Short/mid/long term requirements for the static analysis of avionics programs

1. Dagstuhl Seminar 08161 Scalable Program Analysis Presented by Jean Souyris Airbus France S.A.S. Short/mid/long term requirements for the static analysis of avionics programs

2. Overview Process based assurance Product based Assurance Scalability and Precision Towards the Product based Assurance Practical process of the future

3. Process based Assurance Process based assurance = current DO178B conforming process Confidence in the software product comes from the fact that it has been rigorously developed (DO178B conforming process). A single activity never proves anything. It’s the conjunction of several activities that ensures the safety of a software product and the compliance to its specifications. Certification authorities check the conformity to DO178B.

4. Static Analyzers in the development Cycle Astrée, Fluctuat (R&T) aiV, aiT, Stackanalyzer Specification Validation level checks Software architecture Integration Verification Caveat (IP, R&T), Frama-C, aiV, aiT, Stackanalyzer LL requirements Unit Verification Automatic Coding Caveat (UP), Frama-C, Fluctuat aiV, aiT, Stackanalyzer Code Frama-C Translation Validation (R&T) Executable

5. (Ideal) Product based Assurance Product based Assurance = new paradigm Confidence of the software product is based on the proof of required properties (or specifications) Proof of “Executability” : absence of RTE, satisfaction of timing constraints (based on WCET safe computation), same for memory usage, absence of deadlocks, race conditions, etc. Proof of user-defined properties: during software development formal properties are assigned to the software product at specification or design time. Translation Validation: proof of the last two step of the Model based Development, i.e., SCADE to source code and source code to binary code translation validation.

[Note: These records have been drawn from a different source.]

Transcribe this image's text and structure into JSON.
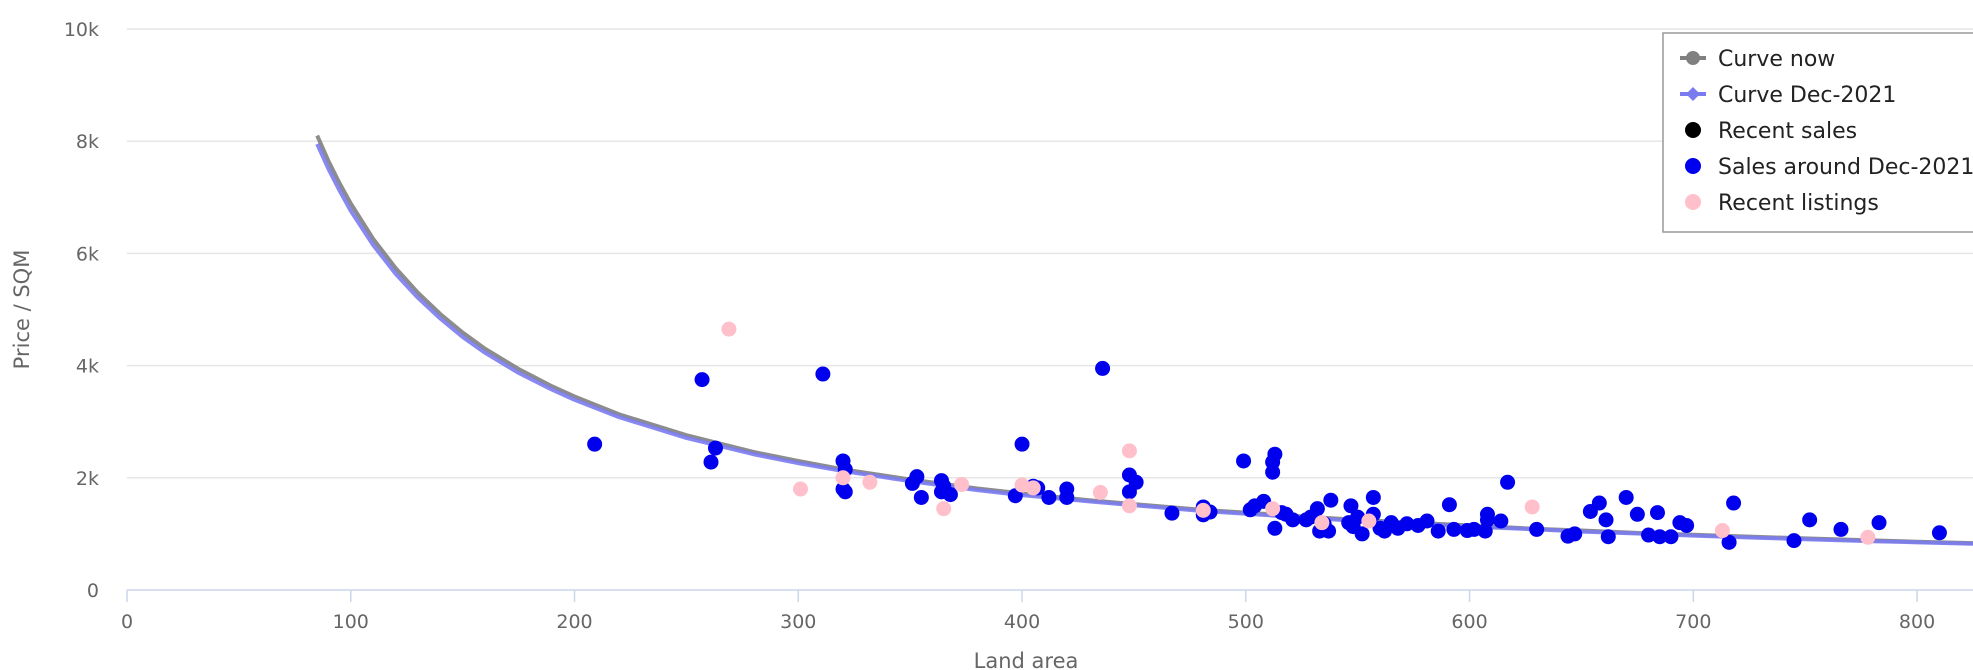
{
  "chart_data": {
    "type": "scatter",
    "title": "",
    "xlabel": "Land area",
    "ylabel": "Price / SQM",
    "xlim": [
      0,
      825
    ],
    "ylim": [
      0,
      10000
    ],
    "x_ticks": [
      0,
      100,
      200,
      300,
      400,
      500,
      600,
      700,
      800
    ],
    "x_tick_labels": [
      "0",
      "100",
      "200",
      "300",
      "400",
      "500",
      "600",
      "700",
      "800"
    ],
    "y_ticks": [
      0,
      2000,
      4000,
      6000,
      8000,
      10000
    ],
    "y_tick_labels": [
      "0",
      "2k",
      "4k",
      "6k",
      "8k",
      "10k"
    ],
    "grid": true,
    "legend_position": "top-right",
    "series": [
      {
        "name": "Curve now",
        "kind": "curve",
        "color": "#808080",
        "x": [
          85,
          90,
          95,
          100,
          110,
          120,
          130,
          140,
          150,
          160,
          175,
          190,
          200,
          220,
          250,
          280,
          300,
          320,
          350,
          380,
          400,
          430,
          450,
          480,
          500,
          530,
          550,
          580,
          600,
          630,
          650,
          680,
          700,
          730,
          750,
          780,
          800,
          825
        ],
        "y": [
          8100,
          7650,
          7250,
          6890,
          6260,
          5740,
          5300,
          4920,
          4590,
          4300,
          3940,
          3630,
          3450,
          3130,
          2760,
          2460,
          2300,
          2150,
          1970,
          1810,
          1720,
          1600,
          1530,
          1430,
          1380,
          1300,
          1250,
          1190,
          1150,
          1090,
          1060,
          1010,
          985,
          945,
          920,
          885,
          860,
          835
        ]
      },
      {
        "name": "Curve Dec-2021",
        "kind": "curve",
        "color": "#7b7bf0",
        "x": [
          85,
          90,
          95,
          100,
          110,
          120,
          130,
          140,
          150,
          160,
          175,
          190,
          200,
          220,
          250,
          280,
          300,
          320,
          350,
          380,
          400,
          430,
          450,
          480,
          500,
          530,
          550,
          580,
          600,
          630,
          650,
          680,
          700,
          730,
          750,
          780,
          800,
          825
        ],
        "y": [
          7950,
          7510,
          7120,
          6760,
          6150,
          5640,
          5210,
          4840,
          4510,
          4230,
          3870,
          3570,
          3390,
          3080,
          2710,
          2420,
          2260,
          2120,
          1940,
          1780,
          1690,
          1580,
          1510,
          1410,
          1360,
          1280,
          1230,
          1170,
          1130,
          1080,
          1040,
          1000,
          970,
          930,
          905,
          870,
          850,
          825
        ]
      },
      {
        "name": "Recent sales",
        "kind": "points",
        "color": "#000000",
        "x": [],
        "y": []
      },
      {
        "name": "Sales around Dec-2021",
        "kind": "points",
        "color": "#0000ee",
        "x": [
          209,
          257,
          261,
          263,
          311,
          320,
          320,
          321,
          321,
          351,
          353,
          355,
          364,
          364,
          365,
          368,
          397,
          400,
          405,
          407,
          412,
          420,
          420,
          436,
          448,
          448,
          451,
          467,
          481,
          481,
          484,
          499,
          502,
          504,
          508,
          512,
          512,
          513,
          513,
          516,
          518,
          521,
          527,
          529,
          532,
          533,
          535,
          537,
          538,
          546,
          547,
          548,
          550,
          552,
          557,
          557,
          560,
          562,
          565,
          568,
          572,
          577,
          581,
          586,
          591,
          593,
          599,
          602,
          607,
          608,
          608,
          614,
          617,
          630,
          644,
          647,
          654,
          658,
          661,
          662,
          670,
          675,
          680,
          684,
          685,
          690,
          694,
          697,
          716,
          718,
          745,
          752,
          766,
          783,
          810
        ],
        "y": [
          2600,
          3750,
          2280,
          2530,
          3850,
          1800,
          2300,
          2150,
          1750,
          1900,
          2020,
          1650,
          1950,
          1750,
          1850,
          1700,
          1680,
          2600,
          1850,
          1820,
          1650,
          1800,
          1650,
          3950,
          1750,
          2050,
          1920,
          1370,
          1480,
          1340,
          1390,
          2300,
          1430,
          1500,
          1580,
          2100,
          2280,
          2420,
          1100,
          1380,
          1350,
          1250,
          1250,
          1300,
          1450,
          1050,
          1180,
          1050,
          1600,
          1200,
          1500,
          1130,
          1300,
          1000,
          1650,
          1350,
          1100,
          1050,
          1200,
          1100,
          1180,
          1150,
          1230,
          1050,
          1520,
          1080,
          1060,
          1080,
          1050,
          1350,
          1250,
          1230,
          1920,
          1080,
          960,
          1000,
          1400,
          1550,
          1250,
          950,
          1650,
          1350,
          980,
          1380,
          950,
          950,
          1200,
          1150,
          850,
          1550,
          880,
          1250,
          1080,
          1200,
          1020
        ]
      },
      {
        "name": "Recent listings",
        "kind": "points",
        "color": "#ffc0cb",
        "x": [
          269,
          301,
          320,
          332,
          365,
          373,
          400,
          405,
          435,
          448,
          448,
          481,
          512,
          534,
          555,
          628,
          713,
          778
        ],
        "y": [
          4650,
          1800,
          2000,
          1920,
          1450,
          1880,
          1870,
          1820,
          1740,
          2480,
          1500,
          1420,
          1450,
          1200,
          1230,
          1480,
          1060,
          940
        ]
      }
    ]
  }
}
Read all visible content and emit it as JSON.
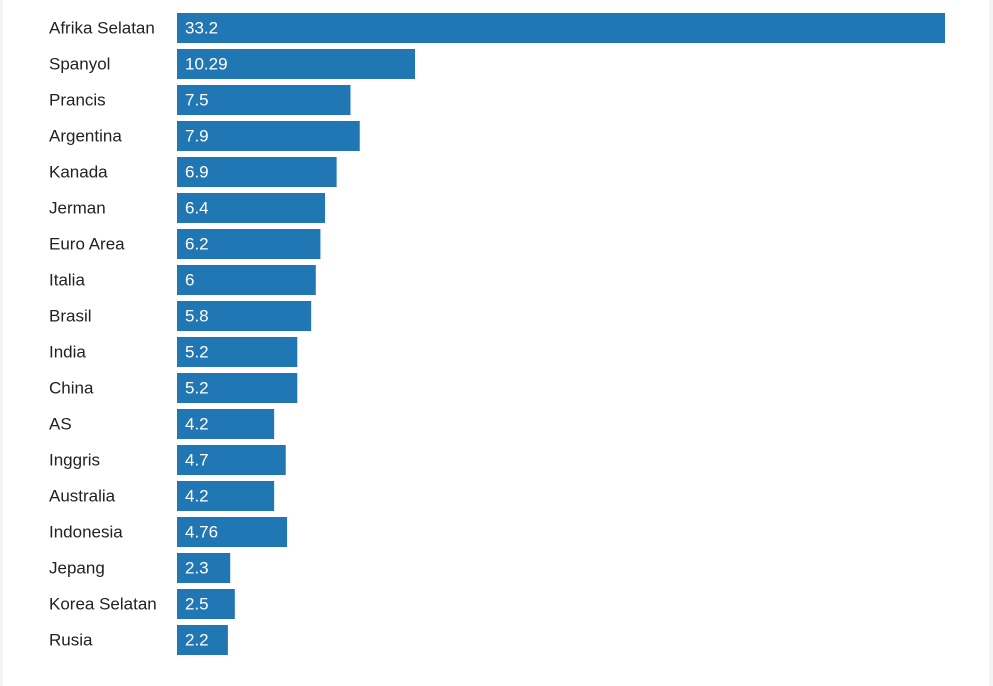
{
  "chart_data": {
    "type": "bar",
    "orientation": "horizontal",
    "color": "#2077b4",
    "categories": [
      "Afrika Selatan",
      "Spanyol",
      "Prancis",
      "Argentina",
      "Kanada",
      "Jerman",
      "Euro Area",
      "Italia",
      "Brasil",
      "India",
      "China",
      "AS",
      "Inggris",
      "Australia",
      "Indonesia",
      "Jepang",
      "Korea Selatan",
      "Rusia"
    ],
    "values": [
      33.2,
      10.29,
      7.5,
      7.9,
      6.9,
      6.4,
      6.2,
      6,
      5.8,
      5.2,
      5.2,
      4.2,
      4.7,
      4.2,
      4.76,
      2.3,
      2.5,
      2.2
    ]
  }
}
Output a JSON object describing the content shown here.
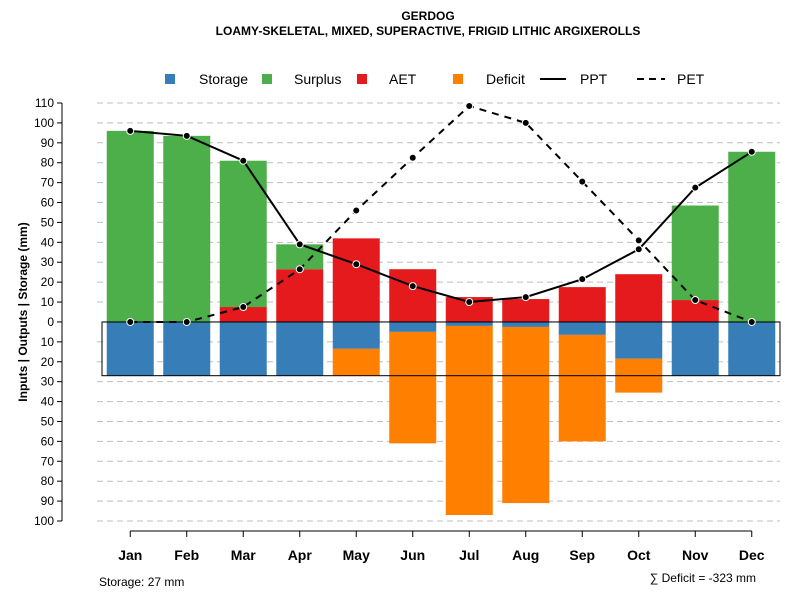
{
  "chart_data": {
    "type": "bar",
    "title": "GERDOG",
    "subtitle": "LOAMY-SKELETAL, MIXED, SUPERACTIVE, FRIGID LITHIC ARGIXEROLLS",
    "ylabel": "Inputs | Outputs | Storage    (mm)",
    "ylim": [
      -100,
      110
    ],
    "y_ticks": [
      110,
      100,
      90,
      80,
      70,
      60,
      50,
      40,
      30,
      20,
      10,
      0,
      -10,
      -20,
      -30,
      -40,
      -50,
      -60,
      -70,
      -80,
      -90,
      -100
    ],
    "y_tick_labels": [
      "110",
      "100",
      "90",
      "80",
      "70",
      "60",
      "50",
      "40",
      "30",
      "20",
      "10",
      "0",
      "10",
      "20",
      "30",
      "40",
      "50",
      "60",
      "70",
      "80",
      "90",
      "100"
    ],
    "categories": [
      "Jan",
      "Feb",
      "Mar",
      "Apr",
      "May",
      "Jun",
      "Jul",
      "Aug",
      "Sep",
      "Oct",
      "Nov",
      "Dec"
    ],
    "legend": [
      "Storage",
      "Surplus",
      "AET",
      "Deficit",
      "PPT",
      "PET"
    ],
    "colors": {
      "storage": "#377EB8",
      "surplus": "#4DAF4A",
      "aet": "#E41A1C",
      "deficit": "#FF7F00",
      "ppt": "#000000",
      "pet": "#000000",
      "grid": "#bfbfbf"
    },
    "series": [
      {
        "name": "Storage",
        "values": [
          27,
          27,
          27,
          27,
          13.5,
          5,
          2,
          2.5,
          6.5,
          18.5,
          27,
          27
        ]
      },
      {
        "name": "Surplus",
        "values": [
          96,
          93.5,
          73.5,
          12.5,
          0,
          0,
          0,
          0,
          0,
          0,
          47.5,
          85.5
        ]
      },
      {
        "name": "AET",
        "values": [
          0,
          0,
          7.5,
          26.5,
          42,
          26.5,
          12.5,
          11.5,
          17.5,
          24,
          11,
          0
        ]
      },
      {
        "name": "Deficit",
        "values": [
          0,
          0,
          0,
          0,
          13.5,
          56,
          95,
          88.5,
          53.5,
          17,
          0,
          0
        ]
      },
      {
        "name": "PPT",
        "values": [
          96,
          93.5,
          81,
          39,
          29,
          18,
          10,
          12.5,
          21.5,
          36.5,
          67.5,
          85.5
        ]
      },
      {
        "name": "PET",
        "values": [
          0,
          0,
          7.5,
          26.5,
          56,
          82.5,
          108.5,
          100,
          70.5,
          41,
          11,
          0
        ]
      }
    ],
    "storage_capacity": 27,
    "storage_text": "Storage: 27 mm",
    "deficit_sum_text": "∑ Deficit = -323 mm"
  }
}
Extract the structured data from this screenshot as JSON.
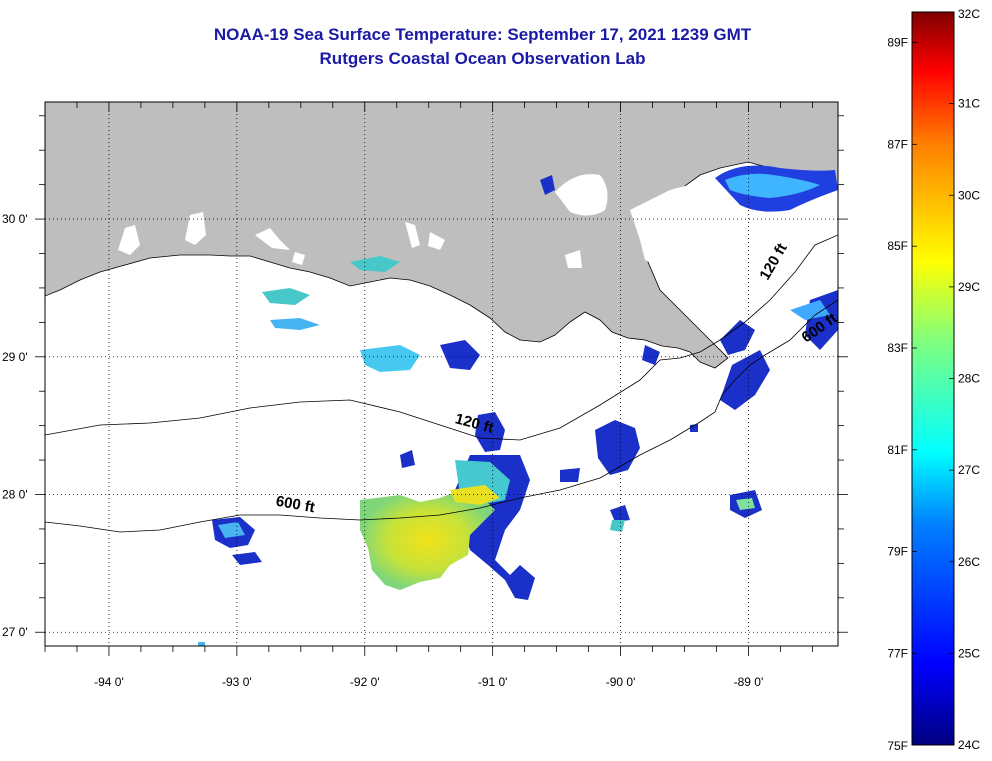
{
  "title": "NOAA-19 Sea Surface Temperature:  September 17, 2021 1239 GMT",
  "subtitle": "Rutgers Coastal Ocean Observation Lab",
  "map": {
    "lon_range": [
      -94.5,
      -88.3
    ],
    "lat_range": [
      26.9,
      30.85
    ],
    "lon_ticks": [
      {
        "lon": -94,
        "label": "-94 0'"
      },
      {
        "lon": -93,
        "label": "-93 0'"
      },
      {
        "lon": -92,
        "label": "-92 0'"
      },
      {
        "lon": -91,
        "label": "-91 0'"
      },
      {
        "lon": -90,
        "label": "-90 0'"
      },
      {
        "lon": -89,
        "label": "-89 0'"
      }
    ],
    "lat_ticks": [
      {
        "lat": 30,
        "label": "30 0'"
      },
      {
        "lat": 29,
        "label": "29 0'"
      },
      {
        "lat": 28,
        "label": "28 0'"
      },
      {
        "lat": 27,
        "label": "27 0'"
      }
    ],
    "land_color": "#bebebe",
    "contour_labels": [
      {
        "text": "120 ft",
        "lon": -91.3,
        "lat": 28.52,
        "rotate": 15
      },
      {
        "text": "600 ft",
        "lon": -92.7,
        "lat": 27.92,
        "rotate": 10
      },
      {
        "text": "120 ft",
        "lon": -88.85,
        "lat": 29.55,
        "rotate": -60
      },
      {
        "text": "600 ft",
        "lon": -88.55,
        "lat": 29.1,
        "rotate": -35
      }
    ]
  },
  "colorbar": {
    "min_c": 24,
    "max_c": 32,
    "celsius_labels": [
      "32C",
      "31C",
      "30C",
      "29C",
      "28C",
      "27C",
      "26C",
      "25C",
      "24C"
    ],
    "fahrenheit_labels": [
      {
        "label": "89F",
        "value_c": 31.667
      },
      {
        "label": "87F",
        "value_c": 30.556
      },
      {
        "label": "85F",
        "value_c": 29.444
      },
      {
        "label": "83F",
        "value_c": 28.333
      },
      {
        "label": "81F",
        "value_c": 27.222
      },
      {
        "label": "79F",
        "value_c": 26.111
      },
      {
        "label": "77F",
        "value_c": 25.0
      },
      {
        "label": "75F",
        "value_c": 23.889
      }
    ],
    "colors": [
      "#00007f",
      "#0000ff",
      "#007fff",
      "#00ffff",
      "#7fff7f",
      "#ffff00",
      "#ff7f00",
      "#ff0000",
      "#7f0000"
    ]
  }
}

6. Ideal Product based Assurance is not for tomorrow Scalability and Precision Specialisation to a pair (family of programs, class of properties) Families of programs: sequential, synchronous with floating-point calculus, asynchronous Classes of properties: see previous slide Current/short term application of the Product based Assurance paradigm Proof of executability on sequential and synchronous programs. Proof of user-defined properties on “small pieces” (Unit Proof*) of a sequential program. Translation Validation C code to PowerPC binary code * Unit Proof = WP based proofs on C functions individually.

7. Next steps towards the Product based Assurance (mid term) Proof of Executability on asynchronous programs Absence of Run Time Errors (Thésée). Synchronisation properties like absence of deadlocks, WCET computation of tasks made for running on top an OS. Schedulability analysis (?). Memory protection (a process’ thread does not access another process’ memory space). Proof of user-defined properties on sequential programs On bigger “completely” formally specified program pieces. On a whole sequential program if limited number of formalised safety properties (?). Translation Validation: SCADE to source code (?) ‘?’: Only ideas; research work did not start

8. Full Product based Assurance is unrealistic (long term) Rigorous development process and dynamic analysis (tests) will always be necessary. Practical process will mix: Process and Product based assurances. Static and dynamic analyses.